'Wimpy' Kermie hot, bothered
AS I get older I get wimpier.
When I was a lad we didn't have air-con in the home or the car and it bothered me not one iota.
These days, as I've become soft and coddled - and because it's the middle of summer - my whole thinking universe is centred on the thought of cooling air flowing over the body.
I reckon my blood is so thin from this heat that I'd bleed out from a pin prick.
Yes, we are still without air-con and, here in MooTown, that is not a good thing! Rita remembers last year (and our first here) when we commented to the neighbours about the heat, they replied that it was actually quite mild and to wait until we got a real summer.
The first (of many) days where the thermometer nudged over the 40 mark, we headed off to the movies where we had a choice of Aquaman or some cartoon feature.
We chose the former which didn't do a lot for me, but Rita enjoyed the eye candy.
Two hours of air- conditioned comfort wasn't enough so it was on to a club for dinner which we managed to spread over another three hours.
We would have followed that formula every day but the budget doesn't extend to $100 a day just to stay cool.
Checked out the local pool but all the shady spots were taken so that was a fail.
It's not just us. The poor old maggies that have adopted us spend the days standing around under the trees panting away.
On one 43 degree-er we felt so sorry for them that we turned on the sprinkler and they all ran away from it (too hot to fly). Stupid birds!
At the start of this heat wave at least the nights cooled down to tolerable levels so, with the overhead fan spinning at 4000rpm (I wish) and a pedestal jobbie at the foot of the bed, sleeping was reasonable.
Now though, with 30 degrees at close to midnight, that's no longer the case.
We are now reduced to spending the afternoons jumping into the bath full of cold water in cossies and shirts and lying in front of fans. How some of you live in the Outback or FNQ is beyond me.
With the blasted machinery dying just before Christmas the chance of a quick fix was not going to happen. I mentioned in my last column that one bloke did come out to have a look and said he'd come back with quotes to repair/ replace the evaporative cooling unit.
We never heard back from him. Wish I had a business where I could afford to knock customers back!
So began the rounds of trying to find someone who knew what they were talking about and a repair/ replacement at the right price. To their credit, all but one business came and quoted for nothing.
The one that charged us $100 also quoted $3200 for a replacement and $2100 for a possible repair.
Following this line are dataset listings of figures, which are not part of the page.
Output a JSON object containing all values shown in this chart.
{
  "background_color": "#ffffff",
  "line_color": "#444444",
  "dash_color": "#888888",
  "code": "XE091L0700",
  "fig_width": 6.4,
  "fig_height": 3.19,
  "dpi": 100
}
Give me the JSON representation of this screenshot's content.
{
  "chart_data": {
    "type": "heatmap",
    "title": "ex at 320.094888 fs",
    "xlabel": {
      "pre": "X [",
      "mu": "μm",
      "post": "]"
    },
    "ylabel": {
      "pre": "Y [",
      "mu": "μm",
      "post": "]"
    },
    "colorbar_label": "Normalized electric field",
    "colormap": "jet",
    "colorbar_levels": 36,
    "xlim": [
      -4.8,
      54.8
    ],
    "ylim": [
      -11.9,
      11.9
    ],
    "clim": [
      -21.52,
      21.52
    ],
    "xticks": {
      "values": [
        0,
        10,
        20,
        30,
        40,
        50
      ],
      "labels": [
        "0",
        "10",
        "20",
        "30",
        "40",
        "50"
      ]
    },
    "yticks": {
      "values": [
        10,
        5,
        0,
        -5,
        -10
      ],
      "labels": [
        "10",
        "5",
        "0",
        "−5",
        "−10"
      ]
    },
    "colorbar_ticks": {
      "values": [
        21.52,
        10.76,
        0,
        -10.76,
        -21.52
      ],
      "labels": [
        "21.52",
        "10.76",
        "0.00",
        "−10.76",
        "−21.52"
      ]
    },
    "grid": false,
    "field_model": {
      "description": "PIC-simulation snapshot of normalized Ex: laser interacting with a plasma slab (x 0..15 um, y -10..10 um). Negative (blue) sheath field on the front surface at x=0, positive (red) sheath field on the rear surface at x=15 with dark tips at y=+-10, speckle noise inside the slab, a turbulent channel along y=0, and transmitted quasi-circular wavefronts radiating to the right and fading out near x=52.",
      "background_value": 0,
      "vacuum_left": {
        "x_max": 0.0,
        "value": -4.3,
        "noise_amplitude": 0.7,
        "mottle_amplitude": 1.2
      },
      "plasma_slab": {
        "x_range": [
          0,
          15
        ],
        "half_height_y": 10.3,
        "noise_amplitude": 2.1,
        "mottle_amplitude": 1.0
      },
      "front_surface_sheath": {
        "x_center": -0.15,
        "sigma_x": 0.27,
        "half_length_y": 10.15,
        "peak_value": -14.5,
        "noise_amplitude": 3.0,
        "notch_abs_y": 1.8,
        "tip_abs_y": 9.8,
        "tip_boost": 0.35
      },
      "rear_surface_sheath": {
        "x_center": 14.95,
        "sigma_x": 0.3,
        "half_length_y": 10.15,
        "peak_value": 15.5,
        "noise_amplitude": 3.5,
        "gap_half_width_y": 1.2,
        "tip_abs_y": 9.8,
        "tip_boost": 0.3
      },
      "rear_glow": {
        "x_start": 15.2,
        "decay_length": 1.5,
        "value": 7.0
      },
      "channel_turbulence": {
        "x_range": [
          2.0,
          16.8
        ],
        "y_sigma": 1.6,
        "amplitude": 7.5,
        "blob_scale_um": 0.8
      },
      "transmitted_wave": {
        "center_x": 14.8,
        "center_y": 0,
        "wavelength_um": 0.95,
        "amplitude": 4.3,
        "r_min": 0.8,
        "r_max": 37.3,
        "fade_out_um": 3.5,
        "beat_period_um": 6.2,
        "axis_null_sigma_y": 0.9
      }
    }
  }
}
I say "possible” because no-one was able to tell us what had actually died.
This being the case, we decided to go for replacement and ended up shaving over $500 off that $3200. It's certainly worth shopping around.
One mob who couldn't be bothered coming over asked if the existing unit was hard wired or not. As I hadn't a clue he said that he'd quote, including a sparky to install a three pin plug and came up with $2800.
Another guy who made the effort to come and check, climbed up into the roof (what a hero!), he said, "Already got a three-pin plug. You just saved yourself $300.”
$300! For that I'd have happily climbed up there among the spiders and other creepy-crawlies and wire it on myself, legalities be damned.
Given that saving I rang the $2800 quoter back and told him the good news, figuring I'd get a price between $2500 - $2600.
"Bear with me and I'll run the figures again,” he said. "$2880.”
"Hang on mate,” said me. "You've just gone up 80 bucks by NOT having to install a plug!”
On further discussion he offered to beat the best quote by $50 and I politely told him where he could stick that 50. And so, after much deliberation, we are only two stinking hot days away from chilled bliss. Bring it on!
What really annoys us is that it was the air-con that carked it. Why couldn't it have been the fridge so we could go and get one of those nice two-door jobs with an ice-maker.
I bet you 100-1 that the next thing to go will be the washing machine. Boring! Time to climb into the bathtub. Take care of you.